Die Regeneratoren, deren Zweck wir oben kennen lernten,
sind zu je vieren in zwei Gruppen vertheilt. Die eine Gruppe steht an dem unteren
Theil mit der Gaszuleitung in Verbindung, die andere mit der Luft; beide Fluida sind
sonach während ihrer Erhitzung getrennt und vereinigen sich erst an dem Ofenpunkt wo
die Verbrennung beginnen soll.
Die Regeneratoren werden tiefer gestellt als die Oefen, gewöhnlich befinden sie sich
direct unter diesen und dienen als deren Träger. Bei dieser Anordnung treten Gas und
Luft, durch ihre Erwärmung stark gepreßt, mit Druck in den Ofen, wo die Verbrennung
ohne Luftzutritt erfolgt und unabhängig von der Essenwirkung. Der Zug erfordert
nicht viel über 15 Meter Höhe und an der Essenspitze 6 bis 8 Quadratdecimeter auf
jede in 24 Stunden verbrannte Tonne Kohlen. Auf den Werken, welche der Vegetation
schädliche Dämpfe erzeugen, besonders auf Glashütten welche schwefelsaures Natron
zerlegen, muß man eine genügende Höhe geben, um die stark condensirten sauren Gase
vom Erdboden abzuhalten, deren Einwirkung besonders in der feuchten Jahreszeit
außerordentlich heftig ist. Blecherne Essen sind für die Siemens'schen Oefen nicht vortheilhaft. Die Abkühlung des Rauches und die
Erwärmung von Gas und Luft verlangen, um vollkommen zu seyn, feuerfeste Steine,
deren Größe und Gewicht mit der erzeugten Temperatur und der Brennstoffmenge im
Verhältniß stehen. Sehr große und hohe Regeneratoren sind die besten; man darf sich
vor Uebertreibung der Dimension nicht scheuen. Die Steine bilden geradlinige Canäle,
deren Reinigung leicht seyn muß; dieser Umstand ist für Glashütten wichtig, wo die
in Gasform fortgetragenen Glasstoffe sich in den unteren Ziegelreihen condensiren
und schnell Verstopfungen bewirken.
Die ersten Siemens'schen Regeneratoren waren sehr
beschränkt und ungenügend; der Rauch entwich mit einer Temperatur von 600 bis
700°C. Die Kammerdimensionen wurden allmählich erhöht und erhält jede Gruppe
einen Fassungsraum von 2 bis 3 Kubikmeter auf je eine in 24 Stunden verbrannte Tonne
Kohlen. Die Regeneratoren für die Luft sind 5 Mal so groß als die für das Gas; an
allen aber ist der durch die Steine gebildete Raum genau gleich.
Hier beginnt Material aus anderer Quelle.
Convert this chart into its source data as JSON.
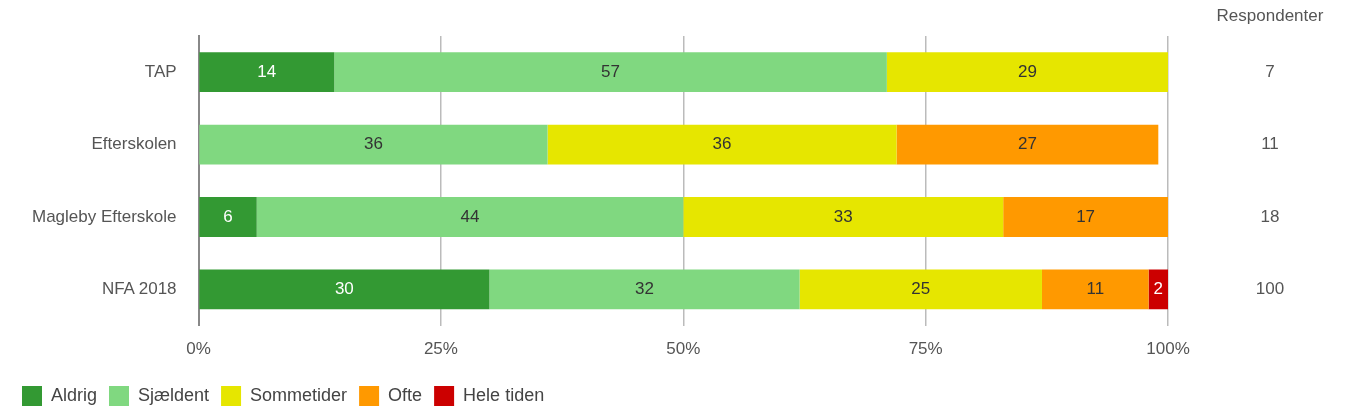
{
  "chart_data": {
    "type": "bar",
    "orientation": "horizontal",
    "stacked": true,
    "categories": [
      "TAP",
      "Efterskolen",
      "Magleby Efterskole",
      "NFA 2018"
    ],
    "series": [
      {
        "name": "Aldrig",
        "color": "#339933",
        "values": [
          14,
          null,
          6,
          30
        ]
      },
      {
        "name": "Sjældent",
        "color": "#80d880",
        "values": [
          57,
          36,
          44,
          32
        ]
      },
      {
        "name": "Sommetider",
        "color": "#e6e600",
        "values": [
          29,
          36,
          33,
          25
        ]
      },
      {
        "name": "Ofte",
        "color": "#ff9900",
        "values": [
          null,
          27,
          17,
          11
        ]
      },
      {
        "name": "Hele tiden",
        "color": "#cc0000",
        "values": [
          null,
          null,
          null,
          2
        ]
      }
    ],
    "xlim": [
      0,
      100
    ],
    "xticks": [
      {
        "value": 0,
        "label": "0%"
      },
      {
        "value": 25,
        "label": "25%"
      },
      {
        "value": 50,
        "label": "50%"
      },
      {
        "value": 75,
        "label": "75%"
      },
      {
        "value": 100,
        "label": "100%"
      }
    ],
    "grid": "x",
    "legend": "bottom",
    "data_labels": true,
    "annotations": [
      "Respondenter",
      "7",
      "11",
      "18",
      "100"
    ]
  }
}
Die durch Anwendung der Regeneratorenöfen erzielte Ersparniß an Brennmaterial war beträchtlich,
aber sehr wechselnd nach den Umständen, unter denen man sie anwendete.
Dieser neue Apparat hat auf den meisten Werken gestattet, die alten Ofendimensionen
bei gleicher Arbeitsdauer bedeutend zu erhöhen, oder die Anzahl der Schmelzungen
unter Beibehaltung der primitiven Anordnungen zu vergrößern. Der Brennstoffaufwand,
sehr oft auch die Arbeit, änderten sich dabei gegen früher nicht und die Ersparniß
war außerordentlich groß.
In anderen Industriezweigen, wo verschiedene zwingende Umstände die Beibehaltung der
alten Oefen bedingten und wo die Arbeitsdauer durch die Ruhezeiten der Arbeiter
begrenzt war, war der Effect weniger auffällig; eine gewisse Kohlenersparniß wurde
dennoch erzielt und außerdem erhielt man einen Apparat von großer
Productionsfähigkeit und Anwendbarkeit, dessen Vorzüge um so mehr hervortreten, je
besser man ihn in der Praxis kennen lernt.